Like Mr. Orban in Hungary, Mr. Netanyahu has introduced legislation that targets civil society organizations that receive significant funding from overseas. His government has forbidden non-Jews from exercising the right to self-determination, and removed Arabic as an official Israeli language.
Recently, Mr. Netanyahu engineered an electoral pact with a racist party from the far-right fringe who could help him retain power in a general election later this year.
“I don’t believe that Netanyahu really wants a State of Israel with no Arabs, but I believe he does want a State of Israel where the position of Jews is so dominant and secure that it would never have to consider having to be a Western-style liberal democracy without an ethno-religious character,” said Derek Penslar, a professor of Jewish history at Harvard University.
“There is an aspiration for ethnocracy,” added Mr. Penslar. “It doesn’t mean there are no other ethnic groups — but only one group truly rules.”
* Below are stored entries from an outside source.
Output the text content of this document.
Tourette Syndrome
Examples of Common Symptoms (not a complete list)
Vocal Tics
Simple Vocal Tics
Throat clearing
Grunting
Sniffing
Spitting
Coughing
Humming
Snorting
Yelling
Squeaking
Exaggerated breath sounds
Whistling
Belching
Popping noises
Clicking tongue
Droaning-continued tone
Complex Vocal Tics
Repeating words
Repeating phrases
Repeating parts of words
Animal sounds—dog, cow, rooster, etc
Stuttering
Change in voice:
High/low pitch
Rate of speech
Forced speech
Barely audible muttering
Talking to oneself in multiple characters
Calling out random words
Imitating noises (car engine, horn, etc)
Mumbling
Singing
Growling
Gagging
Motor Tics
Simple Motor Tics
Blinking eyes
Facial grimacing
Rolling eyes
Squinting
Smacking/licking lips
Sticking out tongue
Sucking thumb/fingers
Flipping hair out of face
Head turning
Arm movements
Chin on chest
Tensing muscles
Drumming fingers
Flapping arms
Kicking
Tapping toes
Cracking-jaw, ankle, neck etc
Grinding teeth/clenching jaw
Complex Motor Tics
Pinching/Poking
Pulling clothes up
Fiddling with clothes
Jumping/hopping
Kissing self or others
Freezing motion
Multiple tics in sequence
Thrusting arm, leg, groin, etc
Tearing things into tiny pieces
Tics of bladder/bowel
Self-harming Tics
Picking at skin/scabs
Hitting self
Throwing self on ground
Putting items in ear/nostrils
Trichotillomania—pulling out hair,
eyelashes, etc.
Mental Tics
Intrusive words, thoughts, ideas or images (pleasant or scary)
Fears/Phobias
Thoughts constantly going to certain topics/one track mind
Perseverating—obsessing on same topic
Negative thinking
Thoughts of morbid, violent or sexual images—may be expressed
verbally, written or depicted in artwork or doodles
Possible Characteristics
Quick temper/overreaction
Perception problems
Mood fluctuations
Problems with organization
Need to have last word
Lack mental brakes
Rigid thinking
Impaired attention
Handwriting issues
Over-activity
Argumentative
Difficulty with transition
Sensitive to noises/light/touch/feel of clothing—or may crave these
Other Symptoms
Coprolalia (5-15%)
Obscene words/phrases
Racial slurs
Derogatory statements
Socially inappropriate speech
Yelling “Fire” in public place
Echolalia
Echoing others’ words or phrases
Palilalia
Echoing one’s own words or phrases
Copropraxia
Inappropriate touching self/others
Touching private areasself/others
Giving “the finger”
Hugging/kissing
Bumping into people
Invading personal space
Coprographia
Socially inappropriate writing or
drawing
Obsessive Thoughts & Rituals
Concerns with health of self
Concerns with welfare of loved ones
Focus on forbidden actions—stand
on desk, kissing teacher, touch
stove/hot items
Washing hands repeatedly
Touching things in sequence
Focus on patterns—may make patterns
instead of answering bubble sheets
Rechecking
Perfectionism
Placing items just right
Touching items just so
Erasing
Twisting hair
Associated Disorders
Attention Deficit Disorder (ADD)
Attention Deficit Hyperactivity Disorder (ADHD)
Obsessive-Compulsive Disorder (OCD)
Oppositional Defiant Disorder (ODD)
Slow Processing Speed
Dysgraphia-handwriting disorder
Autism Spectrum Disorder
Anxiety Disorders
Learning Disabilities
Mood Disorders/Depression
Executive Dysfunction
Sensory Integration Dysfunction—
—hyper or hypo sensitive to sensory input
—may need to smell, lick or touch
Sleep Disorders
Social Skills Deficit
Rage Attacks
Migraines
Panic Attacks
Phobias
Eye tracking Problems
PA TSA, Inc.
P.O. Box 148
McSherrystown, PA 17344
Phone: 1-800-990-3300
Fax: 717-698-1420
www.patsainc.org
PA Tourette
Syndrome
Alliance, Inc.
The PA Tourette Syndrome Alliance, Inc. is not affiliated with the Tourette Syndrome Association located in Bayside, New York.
And though the relationship between Mr. Netanyahu and Mr. Orban may trouble some in the Jewish diaspora, it may not be so troubling for Israelis themselves, said Yossi Shain, a professor of political science at Tel Aviv University.
Mr. Orban supports Israel’s right to exist, whereas his critics are perceived by some Israelis “to demean Israel’s nationalism and right to exist,” said Mr. Shain, the author of a forthcoming book addressing the subject.
“And for Israelis, that is the core of anti-Semitism in the modern era.”